I had this recipe and blog ready a few weeks ago. But then I visited Sicily with my mother and I realized I did it all wrong. My recipe was simple, but not simple enough while at the same too hurried. I had a lot of pasta al pomodoro e basilico there and each one was just delicious. Not too many ingredients, just damn good tomatoes and some patience. Because when talking with the Sicilians I realized even more, good food should not be rushed.
Italian superstars in the making
I love how Italian food just makes a star out of simple, high quality ingredients. For instance, when I visited Rome a few years ago and I tried fried artichokes. Or when I went to top chef Locatelli‘s restaurant in Londen with my mother last year (we take a trip on her birthday every year) and had a superb pea risotto with fresh grated truffle.
6 ingredient tomato sauce
I got plenty more examples, but the best is just plain and simple Italian pasta with tomato sauce. I used to make a bolognese type sauce and chucked in everything I could find. Probably because my father used to own a French restaurant and the French are considerably less minimalistic in their cooking. After I stopped eating meat I had to learn to cook al over and I since came to prefer a more simple approach.
Meat eater senza carne
I still consider myself a meat eater even though I became a vegan 2 years ago and stopped eating meat a few years before that.
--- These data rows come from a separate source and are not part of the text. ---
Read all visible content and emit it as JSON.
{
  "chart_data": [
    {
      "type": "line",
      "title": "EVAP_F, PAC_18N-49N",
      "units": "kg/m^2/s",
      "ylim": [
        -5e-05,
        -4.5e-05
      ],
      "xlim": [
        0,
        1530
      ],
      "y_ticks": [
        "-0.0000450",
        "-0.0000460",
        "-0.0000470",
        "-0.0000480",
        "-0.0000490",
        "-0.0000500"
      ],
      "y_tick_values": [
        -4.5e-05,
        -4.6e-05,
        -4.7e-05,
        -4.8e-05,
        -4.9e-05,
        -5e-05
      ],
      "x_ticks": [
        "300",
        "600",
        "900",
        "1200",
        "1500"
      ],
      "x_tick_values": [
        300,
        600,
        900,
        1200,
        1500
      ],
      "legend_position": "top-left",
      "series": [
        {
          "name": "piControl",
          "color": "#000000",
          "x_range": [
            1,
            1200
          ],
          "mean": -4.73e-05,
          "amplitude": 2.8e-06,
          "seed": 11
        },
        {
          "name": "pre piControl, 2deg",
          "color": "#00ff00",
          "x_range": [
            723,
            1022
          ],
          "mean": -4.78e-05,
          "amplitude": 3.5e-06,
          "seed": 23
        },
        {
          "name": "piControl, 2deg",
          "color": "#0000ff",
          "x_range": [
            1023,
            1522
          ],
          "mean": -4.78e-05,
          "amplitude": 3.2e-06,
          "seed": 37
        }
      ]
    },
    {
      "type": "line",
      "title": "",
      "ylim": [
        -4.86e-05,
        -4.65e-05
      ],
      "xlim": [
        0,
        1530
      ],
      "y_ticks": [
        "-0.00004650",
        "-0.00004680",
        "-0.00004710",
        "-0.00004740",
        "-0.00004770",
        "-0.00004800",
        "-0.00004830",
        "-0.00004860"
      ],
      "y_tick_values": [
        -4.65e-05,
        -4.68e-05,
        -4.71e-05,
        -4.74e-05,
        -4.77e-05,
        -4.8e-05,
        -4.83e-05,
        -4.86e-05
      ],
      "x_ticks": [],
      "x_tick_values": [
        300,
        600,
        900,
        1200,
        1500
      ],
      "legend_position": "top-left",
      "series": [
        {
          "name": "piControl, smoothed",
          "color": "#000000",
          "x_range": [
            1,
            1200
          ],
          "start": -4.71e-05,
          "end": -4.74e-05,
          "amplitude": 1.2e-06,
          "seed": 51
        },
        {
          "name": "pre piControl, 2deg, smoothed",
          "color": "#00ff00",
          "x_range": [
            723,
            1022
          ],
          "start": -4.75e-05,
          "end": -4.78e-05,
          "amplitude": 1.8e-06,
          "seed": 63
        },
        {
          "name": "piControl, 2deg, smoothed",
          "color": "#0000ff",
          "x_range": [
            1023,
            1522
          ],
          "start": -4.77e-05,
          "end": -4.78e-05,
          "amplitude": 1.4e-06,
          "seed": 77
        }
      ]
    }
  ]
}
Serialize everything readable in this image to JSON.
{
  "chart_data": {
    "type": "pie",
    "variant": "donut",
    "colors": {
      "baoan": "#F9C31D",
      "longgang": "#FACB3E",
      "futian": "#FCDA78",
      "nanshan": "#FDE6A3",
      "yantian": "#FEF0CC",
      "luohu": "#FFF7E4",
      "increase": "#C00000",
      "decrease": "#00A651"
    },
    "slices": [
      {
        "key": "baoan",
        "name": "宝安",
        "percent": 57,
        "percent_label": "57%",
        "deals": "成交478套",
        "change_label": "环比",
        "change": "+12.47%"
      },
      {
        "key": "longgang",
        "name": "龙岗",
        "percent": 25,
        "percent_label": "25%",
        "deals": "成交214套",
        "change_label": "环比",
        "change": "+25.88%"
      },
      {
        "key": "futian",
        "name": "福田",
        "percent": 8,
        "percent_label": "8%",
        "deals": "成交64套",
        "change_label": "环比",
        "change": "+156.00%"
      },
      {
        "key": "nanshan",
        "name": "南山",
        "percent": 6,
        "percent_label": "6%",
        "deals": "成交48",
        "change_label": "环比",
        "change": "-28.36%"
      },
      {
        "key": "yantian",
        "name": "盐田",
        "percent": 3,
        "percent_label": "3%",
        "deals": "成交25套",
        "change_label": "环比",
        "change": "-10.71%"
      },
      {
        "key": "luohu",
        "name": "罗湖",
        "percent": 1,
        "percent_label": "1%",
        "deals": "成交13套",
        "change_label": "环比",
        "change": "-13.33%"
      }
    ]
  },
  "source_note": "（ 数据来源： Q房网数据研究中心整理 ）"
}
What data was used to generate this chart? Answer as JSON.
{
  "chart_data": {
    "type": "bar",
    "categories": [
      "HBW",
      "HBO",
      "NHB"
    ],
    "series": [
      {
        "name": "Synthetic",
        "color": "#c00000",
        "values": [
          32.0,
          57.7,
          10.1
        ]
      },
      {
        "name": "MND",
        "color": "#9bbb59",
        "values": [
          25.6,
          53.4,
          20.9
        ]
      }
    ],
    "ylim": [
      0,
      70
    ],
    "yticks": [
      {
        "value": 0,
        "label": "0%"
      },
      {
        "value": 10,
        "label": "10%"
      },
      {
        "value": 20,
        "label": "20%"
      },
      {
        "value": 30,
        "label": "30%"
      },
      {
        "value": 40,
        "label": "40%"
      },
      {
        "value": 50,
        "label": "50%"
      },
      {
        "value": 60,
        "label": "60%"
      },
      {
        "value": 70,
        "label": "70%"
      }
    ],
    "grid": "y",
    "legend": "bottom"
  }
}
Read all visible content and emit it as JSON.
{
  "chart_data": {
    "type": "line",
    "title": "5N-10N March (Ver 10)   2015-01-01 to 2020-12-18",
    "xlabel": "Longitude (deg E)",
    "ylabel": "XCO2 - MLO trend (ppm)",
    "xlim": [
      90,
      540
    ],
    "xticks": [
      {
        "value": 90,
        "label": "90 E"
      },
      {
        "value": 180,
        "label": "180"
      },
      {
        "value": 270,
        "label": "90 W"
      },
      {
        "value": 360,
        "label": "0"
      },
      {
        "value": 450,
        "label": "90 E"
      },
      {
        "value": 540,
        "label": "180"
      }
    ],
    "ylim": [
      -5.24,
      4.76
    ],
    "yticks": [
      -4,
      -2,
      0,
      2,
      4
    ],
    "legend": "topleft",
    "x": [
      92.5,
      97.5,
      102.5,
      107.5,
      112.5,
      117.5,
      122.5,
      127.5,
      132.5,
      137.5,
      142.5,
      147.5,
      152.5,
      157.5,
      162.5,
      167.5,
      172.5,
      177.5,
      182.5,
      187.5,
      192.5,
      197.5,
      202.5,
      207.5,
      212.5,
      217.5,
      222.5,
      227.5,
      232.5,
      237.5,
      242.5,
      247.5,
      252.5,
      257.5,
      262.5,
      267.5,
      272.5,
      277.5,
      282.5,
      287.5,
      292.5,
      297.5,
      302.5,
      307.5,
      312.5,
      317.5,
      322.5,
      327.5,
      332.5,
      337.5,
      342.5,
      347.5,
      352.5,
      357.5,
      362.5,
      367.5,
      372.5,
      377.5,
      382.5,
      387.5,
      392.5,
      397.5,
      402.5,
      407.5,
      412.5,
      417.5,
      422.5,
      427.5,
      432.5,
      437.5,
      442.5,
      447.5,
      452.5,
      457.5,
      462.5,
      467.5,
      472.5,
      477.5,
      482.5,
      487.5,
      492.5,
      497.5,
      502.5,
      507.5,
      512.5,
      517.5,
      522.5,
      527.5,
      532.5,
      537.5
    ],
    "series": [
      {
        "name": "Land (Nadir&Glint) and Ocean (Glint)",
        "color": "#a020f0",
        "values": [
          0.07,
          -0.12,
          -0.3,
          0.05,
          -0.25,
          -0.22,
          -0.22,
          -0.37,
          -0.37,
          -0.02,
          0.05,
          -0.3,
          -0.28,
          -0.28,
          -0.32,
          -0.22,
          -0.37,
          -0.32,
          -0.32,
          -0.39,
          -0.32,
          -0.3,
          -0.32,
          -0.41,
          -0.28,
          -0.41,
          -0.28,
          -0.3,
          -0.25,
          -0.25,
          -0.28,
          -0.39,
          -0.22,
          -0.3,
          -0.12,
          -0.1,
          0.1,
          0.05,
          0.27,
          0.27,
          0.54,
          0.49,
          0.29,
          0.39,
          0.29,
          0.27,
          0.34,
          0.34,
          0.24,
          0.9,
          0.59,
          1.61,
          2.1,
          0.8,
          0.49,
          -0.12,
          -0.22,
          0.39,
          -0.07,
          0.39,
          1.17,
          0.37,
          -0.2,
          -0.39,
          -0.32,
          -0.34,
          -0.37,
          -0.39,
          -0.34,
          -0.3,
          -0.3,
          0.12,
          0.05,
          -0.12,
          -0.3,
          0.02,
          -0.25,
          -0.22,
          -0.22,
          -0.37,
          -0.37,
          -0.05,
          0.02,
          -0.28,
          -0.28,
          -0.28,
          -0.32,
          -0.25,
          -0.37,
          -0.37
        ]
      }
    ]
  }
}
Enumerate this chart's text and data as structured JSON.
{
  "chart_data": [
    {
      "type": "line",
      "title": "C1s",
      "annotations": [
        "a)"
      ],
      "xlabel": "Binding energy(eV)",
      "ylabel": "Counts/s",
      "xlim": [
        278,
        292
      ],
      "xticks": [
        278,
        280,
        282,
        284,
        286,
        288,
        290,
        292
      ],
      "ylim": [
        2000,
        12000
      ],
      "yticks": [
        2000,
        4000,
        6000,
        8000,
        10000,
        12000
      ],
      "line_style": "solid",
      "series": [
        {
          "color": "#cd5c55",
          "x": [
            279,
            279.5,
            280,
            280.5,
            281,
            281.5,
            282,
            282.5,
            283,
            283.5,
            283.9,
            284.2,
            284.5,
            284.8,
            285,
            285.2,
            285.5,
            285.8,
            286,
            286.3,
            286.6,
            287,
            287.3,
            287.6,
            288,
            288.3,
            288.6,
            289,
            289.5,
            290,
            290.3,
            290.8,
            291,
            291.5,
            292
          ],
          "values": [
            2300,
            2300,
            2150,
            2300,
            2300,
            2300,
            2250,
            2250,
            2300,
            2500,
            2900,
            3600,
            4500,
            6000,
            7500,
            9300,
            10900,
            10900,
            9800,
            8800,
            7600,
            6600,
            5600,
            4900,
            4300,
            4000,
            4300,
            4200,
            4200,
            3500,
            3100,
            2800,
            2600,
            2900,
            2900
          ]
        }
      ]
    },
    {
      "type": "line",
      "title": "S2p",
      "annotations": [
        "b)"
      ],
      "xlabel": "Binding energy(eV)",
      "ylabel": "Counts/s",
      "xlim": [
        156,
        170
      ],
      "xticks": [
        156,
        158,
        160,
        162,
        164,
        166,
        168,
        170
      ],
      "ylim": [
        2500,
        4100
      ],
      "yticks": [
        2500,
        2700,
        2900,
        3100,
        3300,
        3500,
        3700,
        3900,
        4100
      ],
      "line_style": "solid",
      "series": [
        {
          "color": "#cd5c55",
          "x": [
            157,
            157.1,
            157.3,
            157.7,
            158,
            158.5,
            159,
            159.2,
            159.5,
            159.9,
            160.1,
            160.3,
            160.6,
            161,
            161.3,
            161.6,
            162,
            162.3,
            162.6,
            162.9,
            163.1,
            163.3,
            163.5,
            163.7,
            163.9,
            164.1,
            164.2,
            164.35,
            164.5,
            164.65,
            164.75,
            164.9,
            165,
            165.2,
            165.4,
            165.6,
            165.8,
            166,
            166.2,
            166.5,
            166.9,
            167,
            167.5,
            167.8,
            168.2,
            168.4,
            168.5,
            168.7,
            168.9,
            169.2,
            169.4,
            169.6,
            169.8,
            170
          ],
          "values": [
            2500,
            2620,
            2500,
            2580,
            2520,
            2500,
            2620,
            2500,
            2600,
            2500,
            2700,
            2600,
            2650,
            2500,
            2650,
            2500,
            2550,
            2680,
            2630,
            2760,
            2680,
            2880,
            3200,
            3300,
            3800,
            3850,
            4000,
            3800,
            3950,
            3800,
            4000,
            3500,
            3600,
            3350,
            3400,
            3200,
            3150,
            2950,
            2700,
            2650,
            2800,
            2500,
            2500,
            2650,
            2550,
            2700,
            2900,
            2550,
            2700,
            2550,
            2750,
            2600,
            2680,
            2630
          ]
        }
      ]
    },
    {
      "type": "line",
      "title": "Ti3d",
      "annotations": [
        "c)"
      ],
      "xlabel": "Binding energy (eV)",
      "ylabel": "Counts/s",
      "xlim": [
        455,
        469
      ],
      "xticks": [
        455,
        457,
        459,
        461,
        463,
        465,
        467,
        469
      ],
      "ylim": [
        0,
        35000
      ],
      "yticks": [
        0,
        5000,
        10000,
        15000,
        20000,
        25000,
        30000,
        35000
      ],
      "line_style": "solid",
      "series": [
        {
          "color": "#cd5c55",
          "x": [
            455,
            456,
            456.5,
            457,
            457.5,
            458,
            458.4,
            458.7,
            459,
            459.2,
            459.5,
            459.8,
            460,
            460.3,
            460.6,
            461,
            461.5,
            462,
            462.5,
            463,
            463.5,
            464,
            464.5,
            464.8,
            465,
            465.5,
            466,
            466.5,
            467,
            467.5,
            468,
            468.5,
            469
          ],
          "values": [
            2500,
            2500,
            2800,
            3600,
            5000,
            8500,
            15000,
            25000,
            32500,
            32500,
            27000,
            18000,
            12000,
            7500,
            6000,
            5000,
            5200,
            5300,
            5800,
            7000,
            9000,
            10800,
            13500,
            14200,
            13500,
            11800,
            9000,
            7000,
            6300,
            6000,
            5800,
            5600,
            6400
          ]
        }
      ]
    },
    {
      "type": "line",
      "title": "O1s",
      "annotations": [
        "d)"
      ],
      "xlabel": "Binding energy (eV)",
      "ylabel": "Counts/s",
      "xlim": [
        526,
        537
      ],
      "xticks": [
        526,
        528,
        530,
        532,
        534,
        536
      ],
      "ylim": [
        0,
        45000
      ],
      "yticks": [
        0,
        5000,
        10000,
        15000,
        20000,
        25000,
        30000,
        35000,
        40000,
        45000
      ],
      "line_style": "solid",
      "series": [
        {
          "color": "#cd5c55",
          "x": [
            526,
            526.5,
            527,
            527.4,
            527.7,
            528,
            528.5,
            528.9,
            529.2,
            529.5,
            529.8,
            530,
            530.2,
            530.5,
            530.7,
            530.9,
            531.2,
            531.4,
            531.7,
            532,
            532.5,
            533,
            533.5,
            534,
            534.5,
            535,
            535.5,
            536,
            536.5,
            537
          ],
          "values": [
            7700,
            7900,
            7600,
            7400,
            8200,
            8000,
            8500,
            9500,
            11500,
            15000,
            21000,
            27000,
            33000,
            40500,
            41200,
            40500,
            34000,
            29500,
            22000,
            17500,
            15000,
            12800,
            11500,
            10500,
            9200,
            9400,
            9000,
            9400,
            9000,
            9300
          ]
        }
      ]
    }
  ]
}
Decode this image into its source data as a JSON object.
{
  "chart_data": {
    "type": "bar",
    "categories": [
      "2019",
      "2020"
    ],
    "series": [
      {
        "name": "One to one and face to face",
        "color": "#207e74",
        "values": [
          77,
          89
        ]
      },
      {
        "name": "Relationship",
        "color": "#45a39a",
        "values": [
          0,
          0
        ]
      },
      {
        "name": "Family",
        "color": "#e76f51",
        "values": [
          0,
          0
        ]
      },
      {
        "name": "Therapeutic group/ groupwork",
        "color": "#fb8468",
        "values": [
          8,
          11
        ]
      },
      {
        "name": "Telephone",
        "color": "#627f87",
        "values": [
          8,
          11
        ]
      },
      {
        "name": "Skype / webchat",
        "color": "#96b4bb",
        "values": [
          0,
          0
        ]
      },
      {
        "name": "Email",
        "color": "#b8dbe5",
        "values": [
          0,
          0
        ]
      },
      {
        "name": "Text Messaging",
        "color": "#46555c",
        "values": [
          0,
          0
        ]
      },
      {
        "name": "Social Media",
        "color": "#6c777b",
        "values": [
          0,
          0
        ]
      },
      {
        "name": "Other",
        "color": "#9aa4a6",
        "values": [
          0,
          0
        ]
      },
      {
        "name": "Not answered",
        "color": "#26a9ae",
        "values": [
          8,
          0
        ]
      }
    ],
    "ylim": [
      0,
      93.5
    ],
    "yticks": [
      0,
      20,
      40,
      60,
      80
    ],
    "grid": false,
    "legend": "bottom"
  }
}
I have three good reasons to be vegan and taste is not one of them. That’s why I veganize (and improve) a lot of dishes I used to make when I still ate meat. I also think it helps to introduce people to vegan dishes to make it look like something they recognize.
That being said. I really like how Vegan Animal and Squatcilla explained in their vlog (in Dutch, subtitles available) how meat substitutes don’t necessarily look like meat because meat in itself is not naturally ball, burger or hotdog shaped.
I’m going to continue to make simple dishes. I’m also going to continue to make meat (and fish!) substitutes and I’ll try to make to those as simple as possible too. Got any requests? Let me know!
Pasta al Pomodoro e Basilio (and no-meatballs)
Italian cooking is absolutely delicious in its simplicity. Just don't rush it. The additional no-meatballs are a great bonus, but you can skip them if you want and eat your pasta al pomodoro straight up.
Pasta + Tomato Sauce
- 1 packet spaghetti Or pasta. About 250 g.
- 1 onion A small one
- 1 tbsp mild olive oil
- 2 cans peeled tomatoes 800 g total
- 1/2 tsp maple syrup Or 1 tsp sugar
- 3 stems fresh basil Hold the leaves for garnish
- 1/2 tbsp red wine vinegar
- 1 can black beans Rinsed and leaked
- 1 clove garlic
- 1 onion Medium size
- 2 tbsp oats
- 4 tbsp bread crumbs + extra for rolling the balls
- 3 to 4 tbsp mild olive oil For frying
Pasta + Tomato Sauce
Cook the pasta. Rinse briefly with cold water and add some olive oil if you like.
Peel the onion and chop it into tiny bits. Heat the olive oil in a sauce pan and soften the onion for at least 5 minutes at low to medium heat. The onion has to be soft but not burnt. Pick the leaves of the basil stems and cut up the stems. Add the tomatoes, vinegar, syrup and basil stems.
Reduce the heat and let it simmer uncovered for 40 - 45 minutes while stirring occasionally. The sauce has to be properly thickened. Tear up the basil leaves and add them to the sauce, maybe with a drizzle of extra virgin olive oil if you like.
Peel the onion and garlic. Add them with all the other ingredients for the balls to a kitchen processor or high speed blender and pulse until it turns into doughy substance. Add more bread crumbs if the mixture is too wet to make balls.
Roll 1,5 inch (3 cm) balls and roll them through some extra bread crumbs.
Heat the olive oil in a frying pan and fry the balls while stirring in about 5 to 10 minutes.